Они пошли сквозь кусты вдоль каменной ограды.

– Ты думаешь о том, что теперь будет с нами? – спросил Эрленд.

– Это вам решать, Эрленд, – отвечала она.

– Твой отец… – начал он через некоторое время. – В Гердарюде говорят, что он мягкий и справедливый человек. Как ты думаешь, он будет очень противиться нарушению договора, который он заключил с Андресом Дарре?
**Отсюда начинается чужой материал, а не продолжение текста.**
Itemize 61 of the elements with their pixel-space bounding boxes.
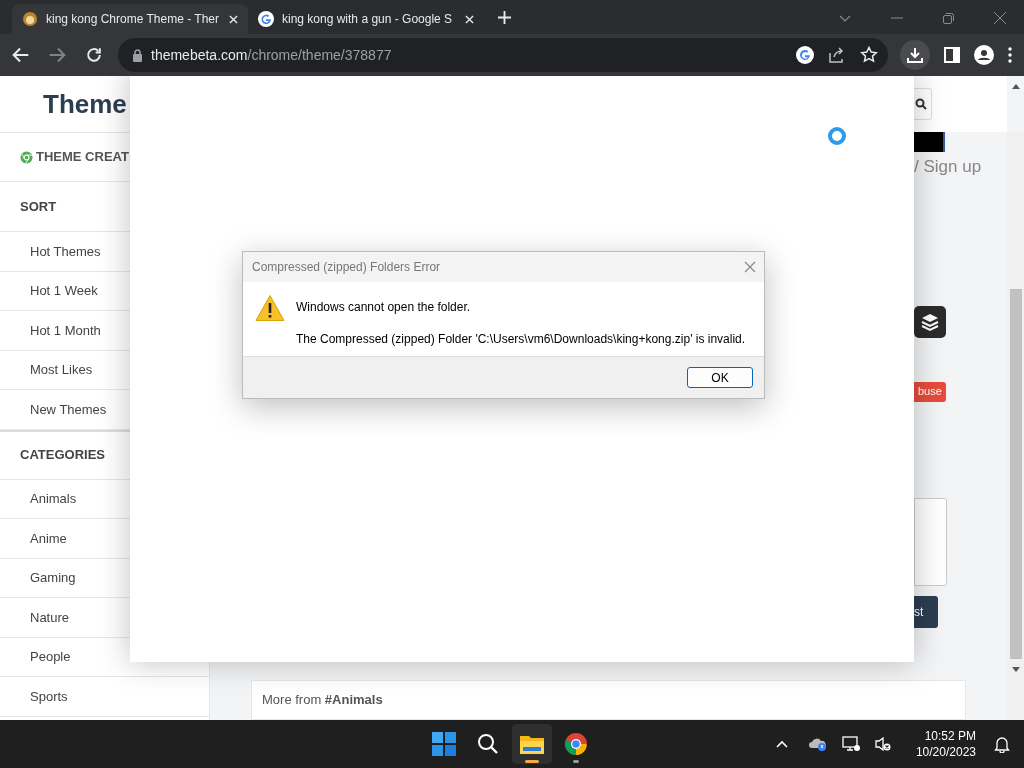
site-logo[interactable]: Theme — [43, 84, 127, 124]
chrome-icon — [20, 150, 33, 164]
chrome-icon — [564, 732, 588, 756]
star-icon[interactable] — [860, 46, 878, 64]
google-icon — [258, 11, 274, 27]
address-bar[interactable]: themebeta.com/chrome/theme/378877 — [118, 38, 888, 72]
reload-icon[interactable] — [84, 45, 104, 65]
download-icon — [906, 46, 924, 64]
tab-search-icon[interactable] — [839, 14, 851, 22]
clock-date[interactable]: 10/20/2023 — [915, 744, 976, 760]
share-icon[interactable] — [828, 46, 846, 64]
sidebar-link[interactable]: Hot Themes — [30, 241, 101, 261]
dialog-title: Compressed (zipped) Folders Error — [252, 259, 441, 276]
dialog-heading: Windows cannot open the folder. — [296, 299, 472, 316]
layers-icon[interactable] — [914, 305, 946, 338]
google-icon[interactable] — [796, 46, 814, 64]
chevron-up-icon[interactable] — [775, 740, 788, 748]
search-icon — [477, 733, 499, 755]
muted-speaker-icon[interactable] — [873, 736, 892, 752]
sidebar-link[interactable]: Anime — [30, 528, 67, 548]
cloud-icon[interactable] — [807, 736, 828, 752]
submit-button[interactable]: st — [914, 595, 938, 628]
sidebar-link[interactable]: People — [30, 647, 71, 667]
network-icon[interactable] — [841, 736, 860, 752]
sidebar-link[interactable]: Hot 1 Month — [30, 320, 101, 340]
dialog-message: The Compressed (zipped) Folder 'C:\Users\vm6\Downloads\king+kong.zip' is invalid. — [296, 331, 746, 348]
windows-start-icon — [432, 732, 456, 756]
comment-field[interactable] — [914, 497, 947, 586]
warning-icon — [255, 294, 285, 322]
lock-icon — [132, 48, 143, 62]
profile-icon[interactable] — [974, 45, 994, 65]
search-icon — [915, 98, 927, 110]
sidebar-link[interactable]: New Themes — [30, 399, 107, 419]
sidebar-link[interactable]: Sports — [30, 686, 68, 706]
taskbar-app-button[interactable] — [512, 724, 552, 764]
sidebar-link[interactable]: Animals — [30, 489, 77, 509]
restore-icon[interactable] — [943, 12, 954, 24]
ok-button[interactable]: OK — [687, 367, 753, 388]
folder-icon — [519, 733, 545, 755]
loading-spinner-icon — [827, 126, 847, 146]
theme-creator-link[interactable]: THEME CREAT — [36, 147, 129, 167]
report-abuse-button[interactable]: buse — [914, 381, 946, 402]
menu-icon[interactable] — [1008, 47, 1012, 63]
scroll-down-icon[interactable] — [1011, 667, 1020, 672]
download-button[interactable] — [900, 40, 930, 70]
sidebar-link[interactable]: Gaming — [30, 568, 76, 588]
new-tab-icon[interactable] — [498, 11, 511, 24]
side-panel-icon[interactable] — [944, 47, 960, 63]
section-heading: CATEGORIES — [20, 446, 105, 465]
section-heading: SORT — [20, 197, 57, 216]
more-from-heading: More from #Animals — [262, 691, 383, 710]
browser-tab[interactable]: king kong Chrome Theme - Ther — [12, 4, 248, 34]
clock-time[interactable]: 10:52 PM — [924, 728, 976, 744]
scroll-up-icon[interactable] — [1011, 84, 1020, 89]
banner-strip — [914, 132, 945, 152]
scroll-thumb[interactable] — [1009, 289, 1022, 659]
sidebar-link[interactable]: Hot 1 Week — [30, 281, 98, 301]
sidebar-link[interactable]: Nature — [30, 607, 70, 627]
sidebar-link[interactable]: Most Likes — [30, 360, 93, 380]
notification-bell-icon[interactable] — [994, 735, 1010, 753]
url-text: themebeta.com/chrome/theme/378877 — [151, 45, 392, 65]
– Отец так часто повторял, что не будет принуждать нас, своих дочерей, – сказала Кристин. – Ведь все устроилось больше потому, что наши земли лежат так удобно по соседству. Но отец, конечно, не захочет, чтобы я из-за этого лишилась всех земных радостей! – В душе у нее шевельнулось смутное предчувствие, что, может быть, все это будет не так-то легко и просто, но она поборола его.

– Тогда, может, все произойдет легче, чем я думал сегодня ночью, – сказал Эрленд. – Помоги мне Бог, Кристин, я не могу потерять тебя, – теперь я никогда уже больше не буду счастлив, если ты не будешь моею!